Sacar dinero de la cuenta del fallecido antes de repartir la herencia: el gesto que puede implicar aceptación tácita

Hay errores en una herencia que se pueden corregir. Y hay otros que cambian por completo tu posición jurídica desde el primer minuto. Sacar dinero de la cuenta de una persona fallecida entra en esa segunda categoría cuando se hace sin haber ordenado antes la herencia.

El motivo es serio: ese gesto, que muchas familias ven como algo práctico o incluso inocente, puede interpretarse como una aceptación tácita de la herencia. Y eso importa mucho porque aceptar una herencia no solo significa recibir bienes. También puede significar asumir deudas, cargas y obligaciones.

Además, este tema ha ganado peso en los últimos meses por un criterio del Tribunal Económico-Administrativo Central que refuerza una idea que conviene tener muy clara: si una persona dispone de fondos privativos del fallecido en determinadas cuentas, esa actuación puede revelar una voluntad de aceptar la herencia aunque luego intente renunciar a ella.

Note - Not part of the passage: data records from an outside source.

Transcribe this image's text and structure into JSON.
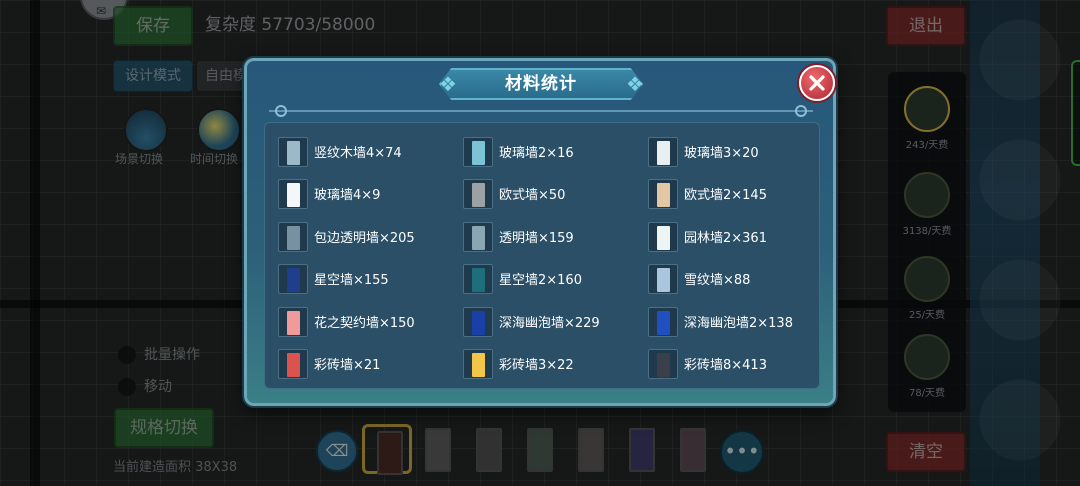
{
  "hud": {
    "save_label": "保存",
    "complexity_text": "复杂度 57703/58000",
    "design_mode_label": "设计模式",
    "free_mode_label": "自由模",
    "scene_switch_label": "场景切换",
    "time_switch_label": "时间切换",
    "batch_op_label": "批量操作",
    "move_label": "移动",
    "spec_switch_label": "规格切换",
    "area_text": "当前建造面积 38X38",
    "exit_label": "退出",
    "clear_label": "清空"
  },
  "side_panel": {
    "items": [
      {
        "label": "243/天费",
        "icon": "wall-tile-icon"
      },
      {
        "label": "3138/天费",
        "icon": "window-icon"
      },
      {
        "label": "25/天费",
        "icon": "door-icon"
      },
      {
        "label": "78/天费",
        "icon": "fence-icon"
      }
    ]
  },
  "toolbar": {
    "eraser_icon": "eraser-icon",
    "more_label": "•••",
    "doors": [
      {
        "color": "#4a2b24",
        "selected": true
      },
      {
        "color": "#5d5d5d",
        "selected": false
      },
      {
        "color": "#4f4f4f",
        "selected": false
      },
      {
        "color": "#4d5d55",
        "selected": false
      },
      {
        "color": "#5c5a58",
        "selected": false
      },
      {
        "color": "#3c3a6a",
        "selected": false
      },
      {
        "color": "#5a4a52",
        "selected": false
      }
    ]
  },
  "dialog": {
    "title": "材料统计",
    "close_icon": "close-icon",
    "materials": [
      {
        "label": "竖纹木墙4×74",
        "color": "#9cb9c8"
      },
      {
        "label": "玻璃墙2×16",
        "color": "#7cc3d6"
      },
      {
        "label": "玻璃墙3×20",
        "color": "#e9eef1"
      },
      {
        "label": "玻璃墙4×9",
        "color": "#f4f6f7"
      },
      {
        "label": "欧式墙×50",
        "color": "#9aa2a6"
      },
      {
        "label": "欧式墙2×145",
        "color": "#e3c7a3"
      },
      {
        "label": "包边透明墙×205",
        "color": "#7891a0"
      },
      {
        "label": "透明墙×159",
        "color": "#8aa6b3"
      },
      {
        "label": "园林墙2×361",
        "color": "#eef3f4"
      },
      {
        "label": "星空墙×155",
        "color": "#1f3f8c"
      },
      {
        "label": "星空墙2×160",
        "color": "#1d6f7a"
      },
      {
        "label": "雪纹墙×88",
        "color": "#a9c6dc"
      },
      {
        "label": "花之契约墙×150",
        "color": "#f19a9a"
      },
      {
        "label": "深海幽泡墙×229",
        "color": "#1a3fa6"
      },
      {
        "label": "深海幽泡墙2×138",
        "color": "#2050c0"
      },
      {
        "label": "彩砖墙×21",
        "color": "#d9534f"
      },
      {
        "label": "彩砖墙3×22",
        "color": "#f2c648"
      },
      {
        "label": "彩砖墙8×413",
        "color": "#3a3f4a"
      }
    ]
  }
}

En personas que acuden a una notaría esta duda aparece con frecuencia en herencias familiares, cuentas compartidas entre padres e hijos y situaciones en las que un cotitular cree que puede seguir operando como antes. Ahí es donde más errores se cometen.

Por qué este tema importa ahora

Durante años muchas familias han actuado con una idea equivocada: si el hijo o la hija ya figuraba en la cuenta, o si tenía acceso a la banca online, sacar dinero tras el fallecimiento no parecía algo especialmente delicado.

Ese enfoque es peligroso. Que el banco permita una operativa en una cuenta no significa que civil o fiscalmente esa conducta sea neutra. De hecho, puede tener consecuencias directas sobre la herencia.

La clave está en distinguir entre una simple actuación de conservación y un acto que solo tendría sentido si quien lo realiza se comporta ya como heredero. Cuando se cruza esa línea, entra en juego la aceptación tácita.

Qué es la aceptación tácita de una herencia

La herencia puede aceptarse de forma expresa o tácita. La expresa es la más conocida: el heredero firma y deja constancia clara de que acepta.

La tácita es más delicada porque no nace de una declaración formal, sino de actos que revelan de manera inequívoca la voluntad de aceptar o que solo pueden hacerse con la cualidad de heredero.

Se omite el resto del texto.